Trzy minuty później szczęście było przy Cracovii, gdy Smoliński potężnie strzelił a piłka trafiła w poprzeczkę bramki Marcina Cabaja.

W 75 minucie za Dariusza Pawlusińskiego na boisko wszedł Łukasz Mierzejewski.

Gospodarze zdecydowanie atakowali i pod bramką Cracovii kilka razy zrobiło się bardzo niebezpiecznie. Podopieczni trenera Artura Płatka starali się wyprowadzać szybkie kontry. Jedna z nich o mało nie zakończyła się powodzeniem jednak Paweł Nowak po dośrodkowaniu Łukasza Mierzejewskiego nie zdołał przejąć piłki kilka metrów przed bramką.

W 81 minucie za Arkadiusza Barana do gry wszedł Mateusz Klich.

Minutę przed końcem regulaminowego czasu gry gospodarze doprowadzają do wyrównania. Rafał Kujawa uderzył piłkę z okolic linii pola karnego, ta trafiła jeszcze w nogę któregoś z zawodników i po rykoszecie wpadła do bramki obok zaskoczonego Marcina Cabaja... 3:3.

W doliczonym czasie gry za Pawła Sasina wszedł Łukasz Tupalski.

Gdy kończył się doliczony czas czterech minut Tomasz Hajto wrzucił piłkę w pole karne, gdzie w zamieszaniu piłka trafiła do Djenicia, który ustalił wynik meczu.

Cracovia przegrała 3:4...
Crac
Źródło: TerazPasy.pl 06 marca 2009 [1]



Trenerzy o meczu

Artur Płatek (trener Cracovii)

Gratuluję trenerowi Wesołowskiemu zwycięstwa. Przyjechaliśmy tu po trzy punkty, chcieliśmy grać do przodu, ale proste środki, którymi ŁKS grał były bardzo dla nas groźne. Moi zawodnicy, niektórzy młodzi, niektórzy troszkę starsi, już teraz wiedzą, że takie mecze będą do końca sezonu i że trzeba będzie się mocno napracować, by pozostać w elicie. Popełniliśmy kilka prostych błędów, przegraliśmy i teraz musimy się postarać, żeby wyjść z dołu. Dwa razy obejmowaliśmy prowadzenie, mieliśmy sytuację na 4:2, która dobiłaby ŁKS, ale tak się nie stało. Bramki straciliśmy praktycznie po stałych fragmentów gry.
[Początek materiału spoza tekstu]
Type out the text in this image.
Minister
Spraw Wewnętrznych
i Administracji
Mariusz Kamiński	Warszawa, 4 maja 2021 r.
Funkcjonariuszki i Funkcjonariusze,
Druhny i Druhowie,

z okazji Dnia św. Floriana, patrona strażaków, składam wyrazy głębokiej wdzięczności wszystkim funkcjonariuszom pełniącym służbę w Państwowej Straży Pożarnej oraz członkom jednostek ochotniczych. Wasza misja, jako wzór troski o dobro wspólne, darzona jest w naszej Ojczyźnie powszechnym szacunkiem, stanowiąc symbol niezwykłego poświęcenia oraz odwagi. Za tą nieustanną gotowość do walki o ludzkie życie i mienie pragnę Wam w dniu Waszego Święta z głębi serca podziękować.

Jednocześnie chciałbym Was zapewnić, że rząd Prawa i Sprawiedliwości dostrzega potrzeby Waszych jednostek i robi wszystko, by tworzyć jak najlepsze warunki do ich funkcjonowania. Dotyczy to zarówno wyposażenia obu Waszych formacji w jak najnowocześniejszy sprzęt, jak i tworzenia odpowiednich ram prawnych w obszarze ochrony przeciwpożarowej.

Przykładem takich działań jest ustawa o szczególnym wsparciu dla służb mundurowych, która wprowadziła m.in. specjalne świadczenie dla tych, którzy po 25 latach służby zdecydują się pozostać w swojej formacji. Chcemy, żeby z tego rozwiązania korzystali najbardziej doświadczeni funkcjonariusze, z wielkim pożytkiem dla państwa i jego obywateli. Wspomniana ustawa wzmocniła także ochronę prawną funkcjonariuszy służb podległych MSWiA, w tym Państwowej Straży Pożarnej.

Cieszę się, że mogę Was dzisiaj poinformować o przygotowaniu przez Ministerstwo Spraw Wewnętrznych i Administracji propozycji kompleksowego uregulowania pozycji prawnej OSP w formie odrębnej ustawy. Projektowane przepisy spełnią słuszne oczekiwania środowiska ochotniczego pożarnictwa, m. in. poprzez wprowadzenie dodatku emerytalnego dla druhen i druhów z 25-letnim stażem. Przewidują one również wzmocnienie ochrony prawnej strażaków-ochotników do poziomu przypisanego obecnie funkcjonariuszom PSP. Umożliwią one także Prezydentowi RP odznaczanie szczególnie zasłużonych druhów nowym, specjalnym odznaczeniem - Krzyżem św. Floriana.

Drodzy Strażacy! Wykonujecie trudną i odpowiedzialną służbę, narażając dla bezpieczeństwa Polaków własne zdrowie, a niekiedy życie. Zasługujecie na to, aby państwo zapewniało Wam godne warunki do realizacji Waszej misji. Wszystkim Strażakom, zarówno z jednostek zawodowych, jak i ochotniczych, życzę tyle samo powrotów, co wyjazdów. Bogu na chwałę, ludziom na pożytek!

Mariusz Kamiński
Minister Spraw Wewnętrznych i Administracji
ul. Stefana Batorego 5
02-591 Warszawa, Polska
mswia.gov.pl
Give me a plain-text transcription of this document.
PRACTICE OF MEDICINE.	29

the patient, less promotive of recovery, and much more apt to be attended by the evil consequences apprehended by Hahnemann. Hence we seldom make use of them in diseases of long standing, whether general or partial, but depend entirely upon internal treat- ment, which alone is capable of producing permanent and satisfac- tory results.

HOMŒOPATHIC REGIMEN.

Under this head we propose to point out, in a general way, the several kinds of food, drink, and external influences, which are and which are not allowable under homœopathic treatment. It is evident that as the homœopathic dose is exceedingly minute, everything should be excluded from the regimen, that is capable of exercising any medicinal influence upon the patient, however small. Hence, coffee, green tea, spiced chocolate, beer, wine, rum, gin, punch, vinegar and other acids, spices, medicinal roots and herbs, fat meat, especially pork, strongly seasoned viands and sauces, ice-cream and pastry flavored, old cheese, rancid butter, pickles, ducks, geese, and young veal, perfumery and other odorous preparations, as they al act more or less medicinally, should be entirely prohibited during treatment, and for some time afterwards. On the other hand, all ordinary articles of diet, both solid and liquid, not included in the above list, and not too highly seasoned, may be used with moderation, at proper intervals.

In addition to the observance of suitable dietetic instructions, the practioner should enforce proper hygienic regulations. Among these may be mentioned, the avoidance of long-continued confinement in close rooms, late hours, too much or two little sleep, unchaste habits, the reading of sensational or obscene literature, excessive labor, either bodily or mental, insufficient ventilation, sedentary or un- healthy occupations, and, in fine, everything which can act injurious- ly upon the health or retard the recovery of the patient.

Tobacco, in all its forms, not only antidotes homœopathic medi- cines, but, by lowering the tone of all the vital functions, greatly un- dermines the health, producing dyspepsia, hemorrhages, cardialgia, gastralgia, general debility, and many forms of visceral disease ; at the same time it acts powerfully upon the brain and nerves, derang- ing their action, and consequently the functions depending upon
Grzegorz Wesołowski (trener ŁKS Łódź)

Dziękuję za gratulacje. Drużyna postawą zasłużyła na pochwały, na gratulacje. Plan był taki, żeby od początku zaatakować, ale skończyło to się dla nas bardzo źle i przegrywaliśmy już 0:2. Chwała za to, że odrobiliśmy straty. Cracovia wie, o co chodzi w piłce i myślę, że z taką grą nie powinna mieć problemu z utrzymaniem w Ekstraklasie. Mogę przyjąć każdy zakład, że Cracovia nie spadnie. My mamy nową drużynę i cały czas się poznajemy. Cieszę się, bo transfery zdają egzamin, widać, że się nie pomyliśmy. Walka o utrzymanie będzie bardzo ciężka i pomóc nam w tym mają doświadczeni zawodnicy.